Selon un ministre tunisien, un groupe non officiel de l’UE a inscrit son pays sur la liste noire des paradis fiscaux parce qu’une lettre est arrivée le jour de la date limite, mais après les heures d’ouverture
Début décembre, la Tunisie – ainsi que les Émirats arabes unis, Bahreïn et quatorze autres pays – a été inscrit sur la toute première liste noire des paradis fiscaux dressée par l’UE, avant d’en être retirée fin janvier (MEE)

La Tunisie a été inscrite sur une liste noire des paradis fiscaux publiée par l’Union européenne (UE), après le refus des fonctionnaires de Bruxelles d’accepter une lettre promettant des réformes, au prétexte qu’elle leur était parvenue avec plusieurs heures de retard.

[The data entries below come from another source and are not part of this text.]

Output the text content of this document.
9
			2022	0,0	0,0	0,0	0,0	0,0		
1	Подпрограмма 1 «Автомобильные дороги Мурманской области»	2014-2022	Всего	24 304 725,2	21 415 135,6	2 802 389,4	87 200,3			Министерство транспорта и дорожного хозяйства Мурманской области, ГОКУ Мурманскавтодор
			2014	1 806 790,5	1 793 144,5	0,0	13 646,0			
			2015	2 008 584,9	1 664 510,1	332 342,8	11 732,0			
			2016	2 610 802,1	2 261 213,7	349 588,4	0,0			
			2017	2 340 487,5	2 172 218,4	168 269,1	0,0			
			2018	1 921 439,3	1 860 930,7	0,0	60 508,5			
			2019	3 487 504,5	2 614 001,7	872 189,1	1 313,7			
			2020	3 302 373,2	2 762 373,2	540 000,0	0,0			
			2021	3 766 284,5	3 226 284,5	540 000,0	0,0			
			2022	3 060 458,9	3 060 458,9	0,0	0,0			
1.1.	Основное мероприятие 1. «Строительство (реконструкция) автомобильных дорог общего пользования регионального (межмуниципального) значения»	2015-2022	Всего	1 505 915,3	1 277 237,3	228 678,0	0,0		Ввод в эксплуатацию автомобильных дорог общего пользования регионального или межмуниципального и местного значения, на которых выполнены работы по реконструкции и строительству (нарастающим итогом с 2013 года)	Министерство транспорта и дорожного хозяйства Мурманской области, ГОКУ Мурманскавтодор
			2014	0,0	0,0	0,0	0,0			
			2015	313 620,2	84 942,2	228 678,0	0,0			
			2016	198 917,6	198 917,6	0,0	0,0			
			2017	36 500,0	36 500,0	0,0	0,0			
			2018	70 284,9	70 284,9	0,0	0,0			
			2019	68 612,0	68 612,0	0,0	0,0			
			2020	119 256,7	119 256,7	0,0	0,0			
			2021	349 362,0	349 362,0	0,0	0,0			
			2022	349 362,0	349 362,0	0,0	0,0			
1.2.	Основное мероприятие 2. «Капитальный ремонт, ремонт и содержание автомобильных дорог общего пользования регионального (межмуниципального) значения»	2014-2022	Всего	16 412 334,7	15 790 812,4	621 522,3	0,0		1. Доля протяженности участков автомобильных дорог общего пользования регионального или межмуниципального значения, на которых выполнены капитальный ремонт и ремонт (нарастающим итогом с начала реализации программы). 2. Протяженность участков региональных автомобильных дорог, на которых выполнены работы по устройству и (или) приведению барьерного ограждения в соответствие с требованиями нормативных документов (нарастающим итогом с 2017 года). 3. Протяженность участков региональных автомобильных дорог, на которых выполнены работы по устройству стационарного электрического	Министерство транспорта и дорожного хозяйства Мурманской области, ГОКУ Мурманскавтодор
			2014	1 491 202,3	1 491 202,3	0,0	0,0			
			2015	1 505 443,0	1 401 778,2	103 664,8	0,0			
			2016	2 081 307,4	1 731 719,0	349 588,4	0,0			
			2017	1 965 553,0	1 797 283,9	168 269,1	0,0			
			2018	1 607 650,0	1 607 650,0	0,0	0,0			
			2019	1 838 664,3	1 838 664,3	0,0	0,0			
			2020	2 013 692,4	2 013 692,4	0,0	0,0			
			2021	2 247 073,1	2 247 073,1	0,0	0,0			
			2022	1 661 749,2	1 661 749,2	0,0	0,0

Début décembre, la Tunisie – ainsi que les Émirats arabes unis, Bahreïn et quatorze autres pays – a été inscrit sur la toute première liste noire des paradis fiscaux dressée par l’UE, avant d’en être retirée fin janvier.

Élaborée suite aux informations fuitées sur les Panama Papers, la liste du groupe qui se fait appeler « Code de conduite » a été saluée pour sa vigoureuse poursuite des fraudeurs fiscaux, mais aussi largement critiquée pour n'avoir pas appliqué les critères qu’il a définis à ses propres États, qui comptent parmi les pires paradis fiscaux du monde.

« Il semblerait qu’ils n’aient pas tenu compte de notre lettre du 4 décembre, et maintenant qu’ils l’ont enfin prise en considération, ils ont décidé d’en retirer la Tunisie »

- Taoufik Rajhi, ministre tunisien chargé des Grandes réformes

L’inscription de la Tunisie sur la liste a suscité surprise et colère, quelques semaines seulement avant que des milliers de personnes descendent dans la rue pour manifester contre l’augmentation des impôts, la réduction des subventions et l’ampleur du chômage.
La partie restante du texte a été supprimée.